February 26, 2013 § 10 Comments

Original recipe makes a serving for three people.

Ingredients

1/4 cup vegetable oil
1/4 cup white sugar
50 or so unpopped popcorn kernels
1 large hammer
1 blanket of pain (30-lb. weave)
1 can of Anvil brand whoop-ass
28 mph head/crosswind
50 fantasies of fitness and strength
7-mile stretch of Pacific Coast Highway

Directions

Begin at the Kettle Restaurant in Manhattan Beach, CA.

Take the unpopped kernels up bike path to the intersection of the bike path, Temescal Canyon, and Pacific Coast Highway.

Put the kernels onto PCH.

Take the big hammer and apply one big whack to the kernels, which will be clumped together.

Pass hammer over to Dave Jaeger for a second whack.

Pass hammer over to Greg Leibert for third whack.

Pass hammer over to Jeff Bryant for fourth whack.

Place the simmering kernels directly into the wind.

Carefully watch as kernels align single-file up against the rocks, glass, and debris in the gutter.

Heat the vegetable oil with strokes of the leg so that the oil is evenly spread among the weakest kernels cowering in the rear.

Apply more whacks with the big hammer.

The smaller kernels will fall towards the bottom of the kettle. Force them back towards the front, applying equal parts hot oil, hammer whacks, and wind.

Allow the smaller, rotten, inedible kernels to burn into a charred blackened mess and drain out of the bottom of the kettle.

Brazilian kernels, Roadchamp kernels, StageOne kernels, Tree kernels, Tink kernels, Mighty Mouse kernels, and Second Amendment kernels will explode with especially loud pops. Do not be concerned.
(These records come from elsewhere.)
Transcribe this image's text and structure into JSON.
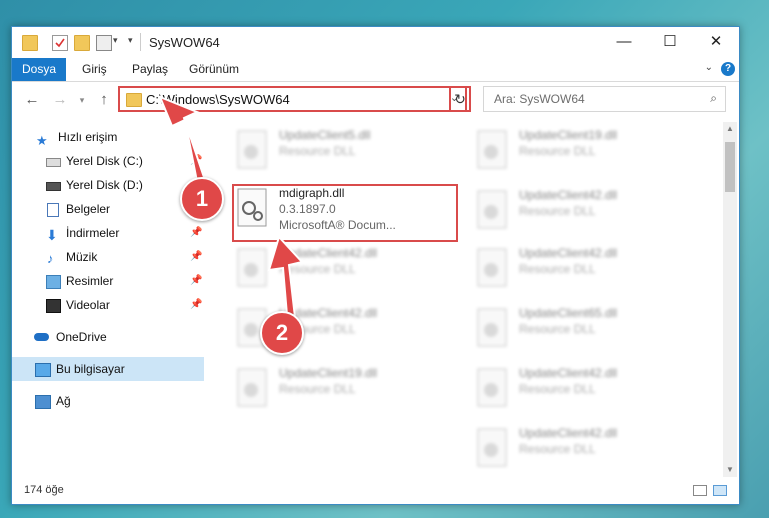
{
  "window": {
    "title": "SysWOW64",
    "controls": {
      "minimize": "—",
      "maximize": "☐",
      "close": "✕"
    }
  },
  "ribbon": {
    "tabs": [
      "Dosya",
      "Giriş",
      "Paylaş",
      "Görünüm"
    ],
    "help": "?"
  },
  "nav": {
    "address_path": "C:\\Windows\\SysWOW64",
    "search_placeholder": "Ara: SysWOW64"
  },
  "sidebar": {
    "items": [
      {
        "label": "Hızlı erişim",
        "icon": "star-icon"
      },
      {
        "label": "Yerel Disk (C:)",
        "icon": "drive-icon",
        "pinned": true
      },
      {
        "label": "Yerel Disk (D:)",
        "icon": "drive-icon"
      },
      {
        "label": "Belgeler",
        "icon": "documents-icon",
        "pinned": true
      },
      {
        "label": "İndirmeler",
        "icon": "downloads-icon",
        "pinned": true
      },
      {
        "label": "Müzik",
        "icon": "music-icon",
        "pinned": true
      },
      {
        "label": "Resimler",
        "icon": "pictures-icon",
        "pinned": true
      },
      {
        "label": "Videolar",
        "icon": "videos-icon",
        "pinned": true
      },
      {
        "label": "OneDrive",
        "icon": "onedrive-icon"
      },
      {
        "label": "Bu bilgisayar",
        "icon": "computer-icon",
        "selected": true
      },
      {
        "label": "Ağ",
        "icon": "network-icon"
      }
    ]
  },
  "files": {
    "highlighted": {
      "name": "mdigraph.dll",
      "version": "0.3.1897.0",
      "company": "MicrosoftA® Docum..."
    },
    "left_column": [
      {
        "name": "UpdateClient5.dll",
        "type": "Resource DLL"
      },
      {
        "name": "UpdateClient42.dll",
        "type": "Resource DLL"
      },
      {
        "name": "UpdateClient42.dll",
        "type": "Resource DLL"
      },
      {
        "name": "UpdateClient19.dll",
        "type": "Resource DLL"
      }
    ],
    "right_column": [
      {
        "name": "UpdateClient19.dll",
        "type": "Resource DLL"
      },
      {
        "name": "UpdateClient42.dll",
        "type": "Resource DLL"
      },
      {
        "name": "UpdateClient42.dll",
        "type": "Resource DLL"
      },
      {
        "name": "UpdateClient65.dll",
        "type": "Resource DLL"
      },
      {
        "name": "UpdateClient42.dll",
        "type": "Resource DLL"
      },
      {
        "name": "UpdateClient42.dll",
        "type": "Resource DLL"
      }
    ]
  },
  "status": {
    "item_count": "174 öğe"
  },
  "annotations": {
    "step1": "1",
    "step2": "2",
    "color": "#e04848"
  }
}
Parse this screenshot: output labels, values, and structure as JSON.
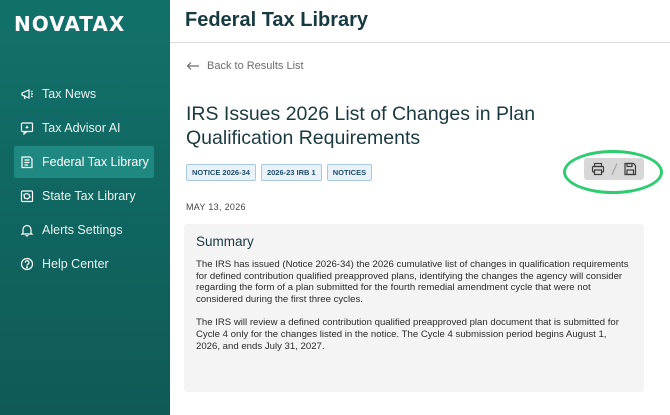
{
  "app": {
    "logo": "NOVATAX"
  },
  "sidebar": {
    "items": [
      {
        "label": "Tax News",
        "icon": "megaphone-icon"
      },
      {
        "label": "Tax Advisor AI",
        "icon": "ai-chat-icon"
      },
      {
        "label": "Federal Tax Library",
        "icon": "book-icon",
        "active": true
      },
      {
        "label": "State Tax Library",
        "icon": "state-library-icon"
      },
      {
        "label": "Alerts Settings",
        "icon": "bell-icon"
      },
      {
        "label": "Help Center",
        "icon": "help-icon"
      }
    ]
  },
  "header": {
    "title": "Federal Tax Library"
  },
  "main": {
    "back_label": "Back to Results List",
    "title": "IRS Issues 2026 List of Changes in Plan Qualification Requirements",
    "tags": [
      "NOTICE 2026-34",
      "2026-23 IRB 1",
      "NOTICES"
    ],
    "date": "MAY 13, 2026",
    "summary": {
      "heading": "Summary",
      "paragraphs": [
        "The IRS has issued (Notice 2026-34) the 2026 cumulative list of changes in qualification requirements for defined contribution qualified preapproved plans, identifying the changes the agency will consider regarding the form of a plan submitted for the fourth remedial amendment cycle that were not considered during the first three cycles.",
        "The IRS will review a defined contribution qualified preapproved plan document that is submitted for Cycle 4 only for the changes listed in the notice. The Cycle 4 submission period begins August 1, 2026, and ends July 31, 2027."
      ]
    },
    "toolbar": {
      "icons": [
        "print-icon",
        "save-icon"
      ]
    }
  },
  "colors": {
    "sidebar": "#12716b",
    "sidebar_active": "#1f8880",
    "highlight": "#2ecc71",
    "title_text": "#1b3a40"
  }
}
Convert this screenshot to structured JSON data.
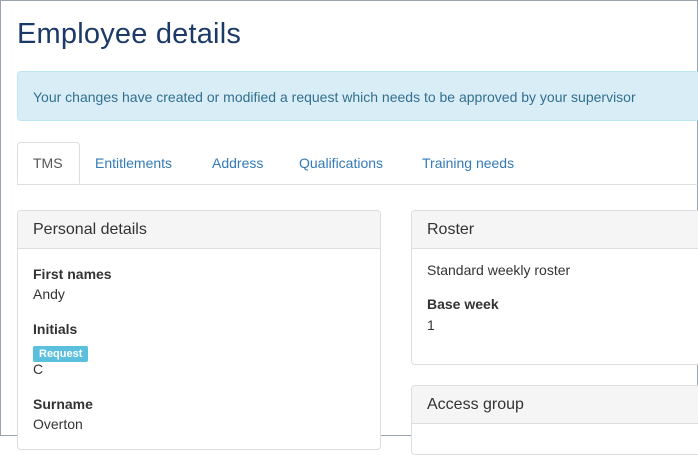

Other, more high quality kernels will still remain in the kettle.

Once the oil is sufficiently hot, stir so that it is evenly distributed on the remaining corn.

Continue to whack, stir, and repeat, making sure that the wind is properly angled onto the frying and popping kernels.

Cover the kernels with a wet pain blanket and shake the kettle.

Listen for massive poppage and watch for charring beneath the pain blanket as the overheated kernels blow up into nasty little black fragments.

Watch a small number of the hardiest kernels resist popping.

Once the popping has slowed such that only three or four kernels remain unpopped, remove the lid from the can of Anvil-brand whoop-ass and measure out a tablespoon.

Pour the whoop-ass on the remaining unpopped kernels and watch them finally pop and then char.

Accelerate cleanly away to the sprunt finish at the bridge just before Cross Creek, and enjoy your Kettle corn in solitude. Watch as broken and burnt kernel shrapnel is blown into the parking area by the prevailing wind, but be careful not get any of it on your nice clean bicycle outfit.